While the game can be played as a bit of a hodgepodge, matches that pit people with futuristic space weapons against those with realistic Word War II guns, it doesn't have to be. Built into the game is a hefty set of tools that allow for the creation of strict rules and playsets.
That means you can set up a map and rules that essentially mimics the look and a bit of the feel of a traditional military shooter. And the game isn't just a collection of what other developers have done. In fact Schorr pushes back at the notion that the game rips off any other shooter.

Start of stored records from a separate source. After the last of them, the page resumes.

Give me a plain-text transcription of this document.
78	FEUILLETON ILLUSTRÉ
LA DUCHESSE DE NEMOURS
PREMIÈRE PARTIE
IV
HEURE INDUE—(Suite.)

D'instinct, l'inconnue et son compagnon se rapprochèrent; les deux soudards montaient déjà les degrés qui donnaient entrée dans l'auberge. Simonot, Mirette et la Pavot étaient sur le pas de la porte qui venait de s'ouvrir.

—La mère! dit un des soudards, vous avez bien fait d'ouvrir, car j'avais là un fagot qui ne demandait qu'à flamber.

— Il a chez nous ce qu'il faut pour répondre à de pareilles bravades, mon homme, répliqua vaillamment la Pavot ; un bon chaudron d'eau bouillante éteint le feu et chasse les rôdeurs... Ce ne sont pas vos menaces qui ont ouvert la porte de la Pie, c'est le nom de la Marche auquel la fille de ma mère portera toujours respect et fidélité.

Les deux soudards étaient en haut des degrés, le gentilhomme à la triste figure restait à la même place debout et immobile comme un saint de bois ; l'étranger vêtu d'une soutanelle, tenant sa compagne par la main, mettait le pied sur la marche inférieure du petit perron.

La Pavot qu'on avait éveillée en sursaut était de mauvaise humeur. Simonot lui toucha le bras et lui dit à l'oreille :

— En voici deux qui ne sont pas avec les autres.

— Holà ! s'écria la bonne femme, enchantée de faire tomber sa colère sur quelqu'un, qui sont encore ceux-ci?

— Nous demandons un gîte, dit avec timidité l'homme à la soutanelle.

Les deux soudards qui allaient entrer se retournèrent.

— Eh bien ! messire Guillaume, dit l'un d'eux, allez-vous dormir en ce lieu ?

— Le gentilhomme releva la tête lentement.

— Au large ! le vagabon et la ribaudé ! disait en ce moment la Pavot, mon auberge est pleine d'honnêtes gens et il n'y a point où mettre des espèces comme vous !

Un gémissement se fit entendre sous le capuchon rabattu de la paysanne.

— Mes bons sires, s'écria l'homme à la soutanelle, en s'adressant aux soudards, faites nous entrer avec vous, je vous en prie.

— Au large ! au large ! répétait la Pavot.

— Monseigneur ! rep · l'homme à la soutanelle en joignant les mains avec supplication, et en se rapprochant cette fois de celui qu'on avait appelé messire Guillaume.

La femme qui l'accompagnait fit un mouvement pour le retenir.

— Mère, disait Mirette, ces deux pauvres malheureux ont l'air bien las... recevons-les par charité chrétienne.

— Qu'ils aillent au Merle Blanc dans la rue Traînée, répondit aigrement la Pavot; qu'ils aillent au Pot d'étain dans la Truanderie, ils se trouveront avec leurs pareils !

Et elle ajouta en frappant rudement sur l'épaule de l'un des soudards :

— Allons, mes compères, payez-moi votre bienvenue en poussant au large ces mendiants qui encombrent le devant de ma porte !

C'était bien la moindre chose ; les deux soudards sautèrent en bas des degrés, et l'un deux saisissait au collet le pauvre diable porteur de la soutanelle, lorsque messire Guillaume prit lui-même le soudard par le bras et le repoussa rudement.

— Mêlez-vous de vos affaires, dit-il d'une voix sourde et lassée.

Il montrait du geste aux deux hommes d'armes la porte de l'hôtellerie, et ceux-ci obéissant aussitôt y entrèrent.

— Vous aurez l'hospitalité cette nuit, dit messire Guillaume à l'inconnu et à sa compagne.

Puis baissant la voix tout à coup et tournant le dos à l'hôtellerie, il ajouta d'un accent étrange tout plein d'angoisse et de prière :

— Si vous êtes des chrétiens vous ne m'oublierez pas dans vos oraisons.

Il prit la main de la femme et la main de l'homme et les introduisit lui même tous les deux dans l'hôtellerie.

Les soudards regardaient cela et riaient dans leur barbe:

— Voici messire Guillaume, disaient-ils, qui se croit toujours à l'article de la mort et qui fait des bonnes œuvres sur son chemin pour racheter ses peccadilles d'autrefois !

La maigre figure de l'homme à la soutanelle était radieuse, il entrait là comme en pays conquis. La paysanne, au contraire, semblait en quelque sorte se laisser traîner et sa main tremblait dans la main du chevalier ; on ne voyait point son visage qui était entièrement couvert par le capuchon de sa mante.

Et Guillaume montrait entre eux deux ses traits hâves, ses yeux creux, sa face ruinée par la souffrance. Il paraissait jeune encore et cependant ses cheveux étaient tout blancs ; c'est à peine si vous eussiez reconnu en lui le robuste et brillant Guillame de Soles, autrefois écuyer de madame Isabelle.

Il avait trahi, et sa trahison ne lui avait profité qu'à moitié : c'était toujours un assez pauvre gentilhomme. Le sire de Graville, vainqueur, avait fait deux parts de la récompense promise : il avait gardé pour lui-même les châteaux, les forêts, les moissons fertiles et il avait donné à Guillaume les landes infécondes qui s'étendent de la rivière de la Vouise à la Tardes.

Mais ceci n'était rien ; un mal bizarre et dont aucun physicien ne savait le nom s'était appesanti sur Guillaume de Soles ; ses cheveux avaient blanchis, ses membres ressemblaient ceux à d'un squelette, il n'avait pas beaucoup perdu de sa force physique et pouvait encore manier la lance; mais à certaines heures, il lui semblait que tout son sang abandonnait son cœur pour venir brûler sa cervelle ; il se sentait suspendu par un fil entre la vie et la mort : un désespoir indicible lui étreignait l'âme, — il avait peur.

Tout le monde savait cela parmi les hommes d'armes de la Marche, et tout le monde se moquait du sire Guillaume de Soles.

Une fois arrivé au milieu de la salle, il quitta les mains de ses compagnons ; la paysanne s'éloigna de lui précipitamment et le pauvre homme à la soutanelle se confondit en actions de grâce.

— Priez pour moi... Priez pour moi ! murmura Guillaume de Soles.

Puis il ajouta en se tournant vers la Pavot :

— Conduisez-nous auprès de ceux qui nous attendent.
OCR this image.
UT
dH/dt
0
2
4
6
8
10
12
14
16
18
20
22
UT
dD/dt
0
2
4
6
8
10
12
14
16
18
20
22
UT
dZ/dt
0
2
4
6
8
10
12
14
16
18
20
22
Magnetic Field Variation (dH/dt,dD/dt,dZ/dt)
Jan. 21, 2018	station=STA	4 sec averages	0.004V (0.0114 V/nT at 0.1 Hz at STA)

"As far as it relates to existing games, I don't think we are trying to directly rip anyone off," he said. "You will see hints of Quake Live and Call of Duty and hints of other shooters but that's because sometimes cliches work and we're not going to remove them."
Layered on top of some of those familiar aspects of shooter gameplay are some interesting new ideas.
Weapon systems have complete customization, something that isn't unfamiliar to the genre, but the way that customization works is unique.
Each weapon has mods and tuning slots; to fill those slots you get a stat spin, a mini-game of sorts that delivers a randomized stat buff, like a quicker rate of fire, to your weapon. If you don't like the stat you can pay for more spins. Once you find a buff you like, you can lock it in.
Characters also have role-playing game-like skill trees that can give a player special buffs.
While the game looks to make its money in tiny purchases, the team says they're being very careful how to balance that.
"Our philosophy is time for money versus pay to win," Schorr said.
In other words, everything can be unlocked in the game for free, if you have the patience and the skill, but if you don't want to take the time to grind your way toward a new set of skills or weapons, you can buy them.
Players earn coins in the game for killing other players, for assisting in a kill, for doing those victory dances, for team wins, even for team losses. Coins in turn are used to unlock things and to buy one-time use items like defensive and offensive buffs, a limited-time radar showing enemy locations, health refills, even quicker respawn times.
My short time with the game left me feeling impressed, but only within the context of how this game was delivered. It's fun, it looks pretty impressive, but only when I remember that it's a game running inside a web browser. Offensive Combat is not the sort of game that could take the latest Call of Duty or Battlefield head on, nor is it designed to be.
What it does do well, regardless of comparison, is deliver an experience that's hard to stop playing.
The roulette-like sound of coins being delivered with a kill, the crow of a fatal crotch shot, the ability to customize your victory dance, all add up to equal the sort of game that is likely to find and keep a significant shooter audience.
This is a game that embraces its weaknesses and teases its competitors for their strengths.
Offensive Combat's open beta just went live, so now the team is carefully tracking player behavior trying to see what needs to be tweaked, added, or taken away.
"Driving toward console quality in a browser is very critical," Welch said.